1. Regularize. By penalizing large weights we can force the model to be simpler. Keras has options for L1 and L2 regularization. This is exactly the same as regularization for linear or logistic regression. [Keras documention for regularization](https://keras.io/regularizers/)

# Rock paper scissors bot

In the next two sessions, we are going to build a bot that plays rock-paper-scissors against us. This will involve two neural networks.

1. The first network will attempt to predict a winning throw given what its opponent has thrown in the past. We'll build this one today.
2. The second network will take in images of the player's hand and classify them as either rock, paper, or scissors. We'll do this one in the next session using a new layer type called a convolution.

There will also be some other code to get the two working together that I will provide. 

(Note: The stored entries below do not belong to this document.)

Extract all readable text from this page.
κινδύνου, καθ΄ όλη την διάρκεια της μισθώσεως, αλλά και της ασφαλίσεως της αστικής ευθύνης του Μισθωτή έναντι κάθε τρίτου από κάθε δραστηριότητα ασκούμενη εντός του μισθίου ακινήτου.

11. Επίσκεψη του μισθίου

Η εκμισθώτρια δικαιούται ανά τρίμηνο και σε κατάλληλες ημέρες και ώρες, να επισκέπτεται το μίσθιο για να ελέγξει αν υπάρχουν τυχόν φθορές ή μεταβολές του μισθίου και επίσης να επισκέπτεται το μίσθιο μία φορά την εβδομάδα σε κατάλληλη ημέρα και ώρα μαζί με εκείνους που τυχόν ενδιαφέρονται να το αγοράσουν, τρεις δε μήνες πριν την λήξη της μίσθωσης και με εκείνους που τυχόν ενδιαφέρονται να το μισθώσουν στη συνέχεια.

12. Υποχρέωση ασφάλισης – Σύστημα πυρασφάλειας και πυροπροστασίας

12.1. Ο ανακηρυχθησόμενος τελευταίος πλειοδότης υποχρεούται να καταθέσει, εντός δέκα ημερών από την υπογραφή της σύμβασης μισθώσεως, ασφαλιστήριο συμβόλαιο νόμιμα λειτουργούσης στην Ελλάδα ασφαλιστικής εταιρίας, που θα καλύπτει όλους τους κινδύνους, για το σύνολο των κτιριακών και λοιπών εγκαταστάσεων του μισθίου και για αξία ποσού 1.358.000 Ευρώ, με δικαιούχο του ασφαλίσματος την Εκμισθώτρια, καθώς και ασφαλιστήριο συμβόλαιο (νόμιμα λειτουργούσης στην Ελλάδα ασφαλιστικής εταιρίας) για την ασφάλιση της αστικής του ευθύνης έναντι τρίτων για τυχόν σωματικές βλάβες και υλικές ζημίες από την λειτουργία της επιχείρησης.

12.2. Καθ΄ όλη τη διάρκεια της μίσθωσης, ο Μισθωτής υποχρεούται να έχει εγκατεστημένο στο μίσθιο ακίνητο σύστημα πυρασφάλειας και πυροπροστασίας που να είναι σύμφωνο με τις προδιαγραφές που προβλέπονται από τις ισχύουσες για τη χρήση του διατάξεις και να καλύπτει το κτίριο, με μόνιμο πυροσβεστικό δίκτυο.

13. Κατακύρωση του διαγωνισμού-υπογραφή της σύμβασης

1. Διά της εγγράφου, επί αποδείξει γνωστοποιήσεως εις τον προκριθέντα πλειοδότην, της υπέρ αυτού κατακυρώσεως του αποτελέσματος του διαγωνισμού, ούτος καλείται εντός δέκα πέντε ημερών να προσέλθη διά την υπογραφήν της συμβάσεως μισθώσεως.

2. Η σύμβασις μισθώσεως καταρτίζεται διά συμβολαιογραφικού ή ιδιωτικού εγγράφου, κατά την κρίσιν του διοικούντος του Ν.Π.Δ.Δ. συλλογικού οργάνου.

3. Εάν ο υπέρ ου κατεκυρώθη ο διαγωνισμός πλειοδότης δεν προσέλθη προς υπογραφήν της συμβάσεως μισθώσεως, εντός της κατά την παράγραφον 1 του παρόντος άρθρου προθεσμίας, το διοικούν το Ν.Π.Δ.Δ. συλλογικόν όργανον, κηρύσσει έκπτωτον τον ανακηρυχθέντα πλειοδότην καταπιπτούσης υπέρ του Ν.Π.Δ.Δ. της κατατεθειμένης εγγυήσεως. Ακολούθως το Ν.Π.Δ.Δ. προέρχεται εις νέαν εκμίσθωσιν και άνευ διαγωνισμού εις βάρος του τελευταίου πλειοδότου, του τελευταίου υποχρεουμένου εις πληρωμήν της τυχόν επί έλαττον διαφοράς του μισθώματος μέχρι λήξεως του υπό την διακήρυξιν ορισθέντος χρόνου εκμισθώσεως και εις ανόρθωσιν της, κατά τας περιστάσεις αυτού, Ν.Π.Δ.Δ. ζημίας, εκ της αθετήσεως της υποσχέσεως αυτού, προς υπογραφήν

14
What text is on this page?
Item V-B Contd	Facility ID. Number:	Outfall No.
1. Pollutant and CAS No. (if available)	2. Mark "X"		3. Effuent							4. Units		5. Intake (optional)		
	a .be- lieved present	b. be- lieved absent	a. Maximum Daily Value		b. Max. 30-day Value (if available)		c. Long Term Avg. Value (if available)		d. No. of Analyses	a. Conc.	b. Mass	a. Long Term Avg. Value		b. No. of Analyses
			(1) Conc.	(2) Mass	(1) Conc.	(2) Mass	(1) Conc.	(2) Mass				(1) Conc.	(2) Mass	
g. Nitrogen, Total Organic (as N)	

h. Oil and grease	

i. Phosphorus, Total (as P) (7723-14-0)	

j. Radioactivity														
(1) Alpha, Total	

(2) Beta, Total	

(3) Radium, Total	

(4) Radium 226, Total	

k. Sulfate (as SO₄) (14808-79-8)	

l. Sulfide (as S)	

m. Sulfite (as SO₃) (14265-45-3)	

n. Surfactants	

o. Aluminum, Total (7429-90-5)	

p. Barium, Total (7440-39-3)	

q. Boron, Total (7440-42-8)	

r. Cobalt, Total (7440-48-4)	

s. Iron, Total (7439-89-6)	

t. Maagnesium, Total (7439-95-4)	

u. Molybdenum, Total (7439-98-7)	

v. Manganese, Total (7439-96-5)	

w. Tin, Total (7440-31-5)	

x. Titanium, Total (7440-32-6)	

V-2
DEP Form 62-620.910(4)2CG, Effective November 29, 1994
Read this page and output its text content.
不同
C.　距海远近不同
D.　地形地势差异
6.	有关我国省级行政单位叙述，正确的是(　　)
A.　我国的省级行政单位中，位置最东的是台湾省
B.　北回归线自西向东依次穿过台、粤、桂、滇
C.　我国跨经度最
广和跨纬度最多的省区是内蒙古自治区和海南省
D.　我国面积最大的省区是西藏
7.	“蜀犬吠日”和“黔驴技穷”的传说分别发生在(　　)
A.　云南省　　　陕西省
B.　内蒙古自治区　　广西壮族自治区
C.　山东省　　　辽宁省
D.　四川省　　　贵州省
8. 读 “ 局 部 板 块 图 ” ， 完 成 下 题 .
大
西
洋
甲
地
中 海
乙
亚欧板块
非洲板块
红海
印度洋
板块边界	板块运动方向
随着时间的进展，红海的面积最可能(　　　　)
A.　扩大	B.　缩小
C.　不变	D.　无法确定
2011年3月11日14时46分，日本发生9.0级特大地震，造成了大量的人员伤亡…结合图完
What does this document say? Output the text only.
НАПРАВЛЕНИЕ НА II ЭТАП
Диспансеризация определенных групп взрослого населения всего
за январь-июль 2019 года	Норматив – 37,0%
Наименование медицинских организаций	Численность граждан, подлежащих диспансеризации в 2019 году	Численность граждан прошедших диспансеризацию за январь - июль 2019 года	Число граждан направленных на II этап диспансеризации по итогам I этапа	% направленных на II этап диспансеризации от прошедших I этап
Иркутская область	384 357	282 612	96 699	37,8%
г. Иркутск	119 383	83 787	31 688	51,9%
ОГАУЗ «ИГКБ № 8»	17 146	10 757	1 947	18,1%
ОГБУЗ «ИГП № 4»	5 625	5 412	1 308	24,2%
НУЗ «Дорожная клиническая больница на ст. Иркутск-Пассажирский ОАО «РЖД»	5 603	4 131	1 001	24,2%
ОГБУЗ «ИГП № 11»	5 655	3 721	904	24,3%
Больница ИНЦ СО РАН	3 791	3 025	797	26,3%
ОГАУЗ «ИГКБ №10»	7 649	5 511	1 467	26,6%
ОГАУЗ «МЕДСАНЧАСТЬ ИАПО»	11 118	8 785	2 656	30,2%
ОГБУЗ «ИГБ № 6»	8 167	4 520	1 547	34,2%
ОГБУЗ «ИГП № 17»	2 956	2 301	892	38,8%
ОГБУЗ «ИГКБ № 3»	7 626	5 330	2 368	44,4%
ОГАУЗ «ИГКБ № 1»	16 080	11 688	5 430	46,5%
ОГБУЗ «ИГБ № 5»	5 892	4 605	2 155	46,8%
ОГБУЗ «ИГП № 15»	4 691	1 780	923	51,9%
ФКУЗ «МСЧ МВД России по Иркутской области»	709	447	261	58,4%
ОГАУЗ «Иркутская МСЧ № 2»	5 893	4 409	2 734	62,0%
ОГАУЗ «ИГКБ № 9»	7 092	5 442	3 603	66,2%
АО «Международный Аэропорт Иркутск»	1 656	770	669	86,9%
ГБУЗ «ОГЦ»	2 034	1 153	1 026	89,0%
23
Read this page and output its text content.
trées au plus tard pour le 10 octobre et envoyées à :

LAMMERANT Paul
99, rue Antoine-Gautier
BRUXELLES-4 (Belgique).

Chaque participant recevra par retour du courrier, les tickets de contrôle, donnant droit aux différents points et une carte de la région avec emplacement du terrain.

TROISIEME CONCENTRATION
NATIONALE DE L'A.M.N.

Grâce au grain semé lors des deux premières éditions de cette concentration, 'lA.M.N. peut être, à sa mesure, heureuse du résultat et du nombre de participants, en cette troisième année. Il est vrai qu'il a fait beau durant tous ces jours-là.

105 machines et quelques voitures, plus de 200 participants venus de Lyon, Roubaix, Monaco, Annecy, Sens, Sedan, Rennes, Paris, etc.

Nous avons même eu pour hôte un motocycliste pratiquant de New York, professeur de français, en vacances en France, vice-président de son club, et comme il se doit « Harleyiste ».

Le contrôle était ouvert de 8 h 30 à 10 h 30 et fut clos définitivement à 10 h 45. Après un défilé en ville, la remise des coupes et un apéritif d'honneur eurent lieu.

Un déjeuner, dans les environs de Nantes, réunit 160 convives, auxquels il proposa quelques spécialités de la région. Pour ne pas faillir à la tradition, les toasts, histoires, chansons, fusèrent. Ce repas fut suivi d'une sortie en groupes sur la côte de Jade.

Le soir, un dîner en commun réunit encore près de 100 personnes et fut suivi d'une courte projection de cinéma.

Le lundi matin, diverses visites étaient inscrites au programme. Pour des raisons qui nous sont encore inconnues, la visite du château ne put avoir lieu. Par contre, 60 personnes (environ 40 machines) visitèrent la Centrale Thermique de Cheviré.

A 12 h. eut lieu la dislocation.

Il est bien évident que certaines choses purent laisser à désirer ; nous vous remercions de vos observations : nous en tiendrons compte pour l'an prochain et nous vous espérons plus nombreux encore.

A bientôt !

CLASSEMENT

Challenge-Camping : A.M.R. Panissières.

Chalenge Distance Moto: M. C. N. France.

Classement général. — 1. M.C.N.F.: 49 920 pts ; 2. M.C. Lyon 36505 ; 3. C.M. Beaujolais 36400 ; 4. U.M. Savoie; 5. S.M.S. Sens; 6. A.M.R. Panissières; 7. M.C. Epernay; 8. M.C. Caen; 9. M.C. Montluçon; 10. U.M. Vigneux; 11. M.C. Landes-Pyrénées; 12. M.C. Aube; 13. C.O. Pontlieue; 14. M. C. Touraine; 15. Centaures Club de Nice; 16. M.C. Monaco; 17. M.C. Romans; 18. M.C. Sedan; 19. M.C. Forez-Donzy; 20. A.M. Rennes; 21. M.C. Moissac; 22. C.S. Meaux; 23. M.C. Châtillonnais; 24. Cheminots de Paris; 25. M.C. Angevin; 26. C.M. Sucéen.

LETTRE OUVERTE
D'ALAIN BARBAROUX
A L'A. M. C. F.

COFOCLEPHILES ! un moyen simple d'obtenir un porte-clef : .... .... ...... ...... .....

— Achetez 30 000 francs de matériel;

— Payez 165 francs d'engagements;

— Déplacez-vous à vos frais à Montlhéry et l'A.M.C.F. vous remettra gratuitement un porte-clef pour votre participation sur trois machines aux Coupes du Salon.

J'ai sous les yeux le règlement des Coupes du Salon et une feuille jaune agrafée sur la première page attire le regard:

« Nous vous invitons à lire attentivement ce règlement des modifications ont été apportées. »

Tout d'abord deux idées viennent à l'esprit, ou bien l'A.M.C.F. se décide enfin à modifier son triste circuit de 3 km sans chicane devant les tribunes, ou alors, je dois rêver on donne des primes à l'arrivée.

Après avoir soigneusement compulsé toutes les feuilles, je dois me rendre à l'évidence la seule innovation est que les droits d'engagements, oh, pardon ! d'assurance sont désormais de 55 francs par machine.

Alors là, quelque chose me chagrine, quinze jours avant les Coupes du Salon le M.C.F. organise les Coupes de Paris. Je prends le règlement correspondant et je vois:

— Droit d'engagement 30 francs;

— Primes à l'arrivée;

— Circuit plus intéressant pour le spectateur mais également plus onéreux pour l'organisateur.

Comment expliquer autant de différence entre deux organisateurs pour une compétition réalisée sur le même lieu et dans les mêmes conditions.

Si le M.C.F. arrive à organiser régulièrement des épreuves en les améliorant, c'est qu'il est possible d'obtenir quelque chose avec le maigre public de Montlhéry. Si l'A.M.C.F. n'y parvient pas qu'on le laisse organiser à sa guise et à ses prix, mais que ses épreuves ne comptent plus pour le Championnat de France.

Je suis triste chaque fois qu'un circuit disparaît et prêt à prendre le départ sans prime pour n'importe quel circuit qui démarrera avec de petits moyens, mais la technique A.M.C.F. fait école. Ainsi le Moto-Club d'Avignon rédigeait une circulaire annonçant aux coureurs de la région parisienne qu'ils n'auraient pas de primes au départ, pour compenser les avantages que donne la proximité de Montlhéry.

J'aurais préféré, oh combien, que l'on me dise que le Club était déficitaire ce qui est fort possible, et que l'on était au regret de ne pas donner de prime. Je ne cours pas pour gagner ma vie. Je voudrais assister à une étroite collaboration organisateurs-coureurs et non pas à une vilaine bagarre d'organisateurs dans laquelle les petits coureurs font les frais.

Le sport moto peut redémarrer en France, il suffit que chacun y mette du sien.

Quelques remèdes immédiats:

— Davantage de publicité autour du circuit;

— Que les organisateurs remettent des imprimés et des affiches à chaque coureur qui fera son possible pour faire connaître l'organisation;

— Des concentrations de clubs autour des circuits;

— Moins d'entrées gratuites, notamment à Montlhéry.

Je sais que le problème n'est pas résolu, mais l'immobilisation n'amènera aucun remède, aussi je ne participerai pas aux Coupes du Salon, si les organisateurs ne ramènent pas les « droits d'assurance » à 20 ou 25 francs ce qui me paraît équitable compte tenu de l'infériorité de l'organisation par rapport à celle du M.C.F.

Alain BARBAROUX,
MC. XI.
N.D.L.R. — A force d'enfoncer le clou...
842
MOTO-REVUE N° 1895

### Exercise 1. Take a look at the RPS data below. numeric_to_throw_mapping = {1: Rock, 2: Paper, 3: Scissors}. What does zero represent? There aren't many moves in the dataset. It's probably prone to overfitting. Create a "complicated" model and a "simple" model. Train both and plot the validation loss against epoches of training for both. The example code below will help.

In [1]:
!head data/moves.csv
!wc -l data/moves.csv

1,2,0,0,0,0,0,0,0,0,0,0,0,0,0,0,0,0,2
1,2,2,2,0,0,0,0,0,0,0,0,0,0,0,0,0,0,1
1,2,2,2,1,3,0,0,0,0,0,0,0,0,0,0,0,0,3
1,2,2,2,1,3,3,2,1,0,0,0,0,0,0,0,0,0,3
2,1,3,3,0,0,0,0,0,0,0,0,0,0,0,0,0,0,2
1,2,0,0,0,0,0,0,0,0,0,0,0,0,0,0,0,0,2
1,2,2,2,0,0,0,0,0,0,0,0,0,0,0,0,0,0,1
1,2,2,2,1,3,0,0,0,0,0,0,0,0,0,0,0,0,3
1,2,2,2,1,3,3,2,1,1,1,0,0,0,0,0,0,0,2
1,2,0,0,0,0,0,0,0,0,0,0,0,0,0,0,0,0,2
180 data/moves.csv


### Example model

In [None]:
from keras.models import Sequential
from keras.layers import Dense
from keras import backend as K
from keras.utils import to_categorical
from sklearn.model_selection import train_test_split
import numpy as np
import matplotlib.pyplot as plt
%matplotlib inline

In [None]:
dataset = np.loadtxt("data/moves.csv", delimiter=",")
X = dataset[:,0:18]
Y = to_categorical(dataset[:,18])
x_train, x_test, y_train, y_test = train_test_split(X, Y, test_size=0.2)

In [None]:
model = Sequential()
model.add(Dense(32, input_dim=18, activation='relu'))
model.add(Dense(16, activation='relu'))
model.add(Dense(4, activation='softmax'))
model.summary()

In [None]:
model.compile(loss="categorical_crossentropy", optimizer="adam", metrics=["accuracy"])
history = model.fit(x_train, y_train, epochs=300, batch_size=50, validation_data=(x_test, y_test), verbose=0)

In [None]:
plt.figure(figsize=(10,5))
plt.plot(history.history['loss'])
plt.plot(history.history['val_loss'])
plt.title('validation loss')
plt.ylabel('loss (error)')
plt.xlabel('epoch')
plt.legend(['train loss', 'val loss'], loc='upper left')
plt.show()

In [None]:
history.history.keys()

### Exercise 2. Try to find an appropriate network configuration. Does dropout help?

### Exercise 3. Pair up, play some RPS and add to the dataset.